ENEM 2002 - O direito de votar

Enviada em 16/06/2021

Com a promulgação da Constituição Federal de 1988 no Brasil, a soberania popular passou a ser exercida pelo voto universal, secreto e direto. Dessa maneira, a população conquistou maior representatividade e inclusão política. Sob esse viés, com ampliação da cidadania no país, ocorreram transformações coletivas, as quais auxiliaram na visibilidade de grupos menos favorecidos e na sua conquista de espaço na sociedade. Todavia, isso não foi suficiente para acabar com a marginalização cidadã. Assim, torna-se relevante analisar a importância dos avanços democráticos relacionados à atuação popular, bem como os entraves sociais que dificultam sua efetivação.

Em primeiro lugar, constata-se que a incorporação da sociedade como um todo nas eleições é bastante pertinente para o desenvolvimento político e para a busca da igualdade no país. Nesse contexto, a conquista de direitos eleitorais faz parte de um processo longo, o qual abrange uma esfera supranacional. Sob tal ótica, a Grécia Antiga é um exemplo, já que foi o berço da democracia e permitiu que indivíduos se inserissem em questões estatais, por intermédio de deliberações na Ágora, praça pública para reuniões. Desse modo, é possível notar que a participação ampla e o voto são formas de consolidar os interesses populacionais, visto que permitem que diferentes opiniões e necessidades sejam consideradas, e, como consequência, todos desfrutem dos mesmos direitos.
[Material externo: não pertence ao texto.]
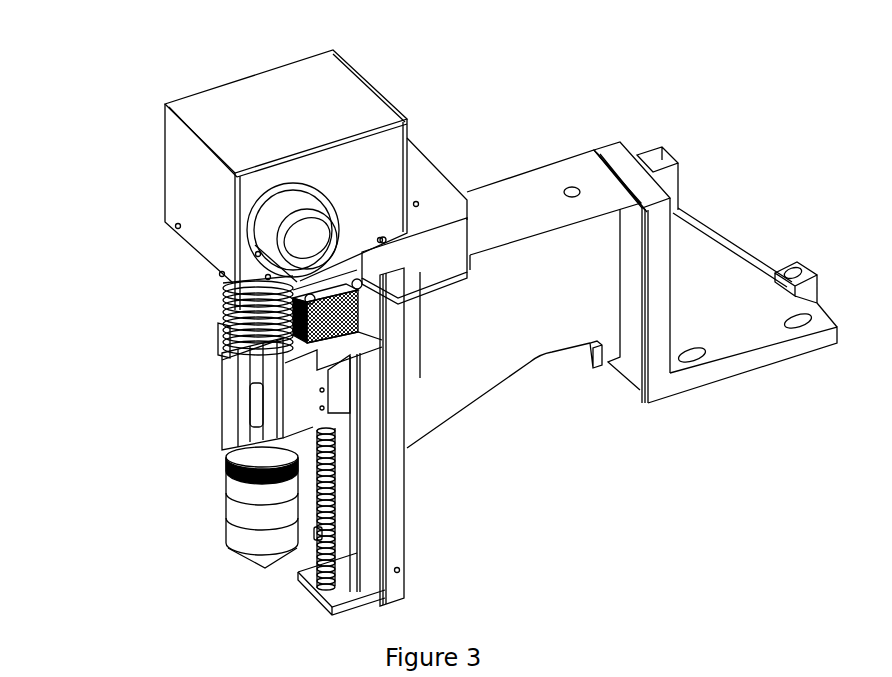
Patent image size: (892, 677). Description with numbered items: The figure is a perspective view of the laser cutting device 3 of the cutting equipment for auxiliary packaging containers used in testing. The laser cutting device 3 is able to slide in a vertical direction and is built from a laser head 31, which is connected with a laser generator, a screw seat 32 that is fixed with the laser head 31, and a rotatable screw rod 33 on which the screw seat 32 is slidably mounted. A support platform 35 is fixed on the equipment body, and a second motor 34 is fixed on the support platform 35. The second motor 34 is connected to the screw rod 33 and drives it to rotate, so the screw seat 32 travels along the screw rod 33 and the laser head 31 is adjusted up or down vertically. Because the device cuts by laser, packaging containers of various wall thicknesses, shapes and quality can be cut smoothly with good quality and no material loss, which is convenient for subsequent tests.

The laser cutting device 3 is at (205, 290).
The laser head 31 is at (235, 529).
The screw seat 32 is at (232, 412).
The screw rod 33 is at (335, 506).
The second motor 34 is at (350, 337).
The support platform 35 is at (523, 192).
Por outro lado, é importante destacar a persistência da exclusão digital como um empecilho a tais avanços. Nesse âmbito, de acordo com dados do Instituto Brasileiro de Geografia e Estatística (IBGE), cerca de 20% dos brasileiros não têm acesso à internet, uma das maiores veiculadoras de notícias. Por conseguinte, essas pessoas não conseguem pesquisar e conhecer melhor os candidatos em eleições, o que dificulta a escolha de representantes com os quais elas se identificam. Tal realidade favorece a máxima de Thomas Hobbes de que o homem é o lobo do homem, ou seja, ele é uma ameaça à própria espécie, já que não há esforços ou movimentação dos 80% restantes para que ocorra a democratização do acesso ao ambiente digital e a maior participação das minorais.
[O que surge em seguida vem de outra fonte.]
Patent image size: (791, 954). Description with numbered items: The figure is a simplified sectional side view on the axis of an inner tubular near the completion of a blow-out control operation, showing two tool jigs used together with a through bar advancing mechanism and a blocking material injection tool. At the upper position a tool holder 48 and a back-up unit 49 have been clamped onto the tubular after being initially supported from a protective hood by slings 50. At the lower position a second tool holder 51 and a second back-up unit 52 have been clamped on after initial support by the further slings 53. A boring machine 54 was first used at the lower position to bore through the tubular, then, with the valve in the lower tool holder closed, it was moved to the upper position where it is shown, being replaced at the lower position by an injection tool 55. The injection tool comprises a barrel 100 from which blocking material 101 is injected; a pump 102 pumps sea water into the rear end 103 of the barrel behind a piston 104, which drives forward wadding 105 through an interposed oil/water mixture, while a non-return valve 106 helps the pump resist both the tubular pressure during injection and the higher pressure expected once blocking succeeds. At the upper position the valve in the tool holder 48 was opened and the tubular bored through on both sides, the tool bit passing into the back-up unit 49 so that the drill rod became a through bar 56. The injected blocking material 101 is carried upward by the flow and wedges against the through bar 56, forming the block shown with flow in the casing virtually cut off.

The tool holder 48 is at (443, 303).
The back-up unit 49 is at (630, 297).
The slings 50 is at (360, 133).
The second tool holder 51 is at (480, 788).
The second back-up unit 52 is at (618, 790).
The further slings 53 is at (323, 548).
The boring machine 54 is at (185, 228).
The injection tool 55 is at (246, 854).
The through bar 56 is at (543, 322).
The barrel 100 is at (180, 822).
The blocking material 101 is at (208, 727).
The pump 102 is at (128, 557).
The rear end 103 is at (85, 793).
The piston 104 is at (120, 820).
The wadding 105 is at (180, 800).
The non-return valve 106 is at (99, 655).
Observa-se, portanto, que, apesar das melhorias alcançadas, a desigualdade e a carência de informação apresentam uma ameaça à democracia brasileira. Destarte é necessário que o governo atue na criação de políticas públicas para a maior presença cidadã na construção nacional. Isso deve ser feito por meio da instalação de centro informáticos com computadores gratuitos e acesso às mídias sociais em todas as regiões do país, a fim de que os indivíduos possam obter dados concretos e formar uma opinião própria acerca de seus representantes e do cenário político do Brasil. Somente assim, será possível promover a inclusão e cumprir o que é estabelecido pela Constituição Federal de 1988.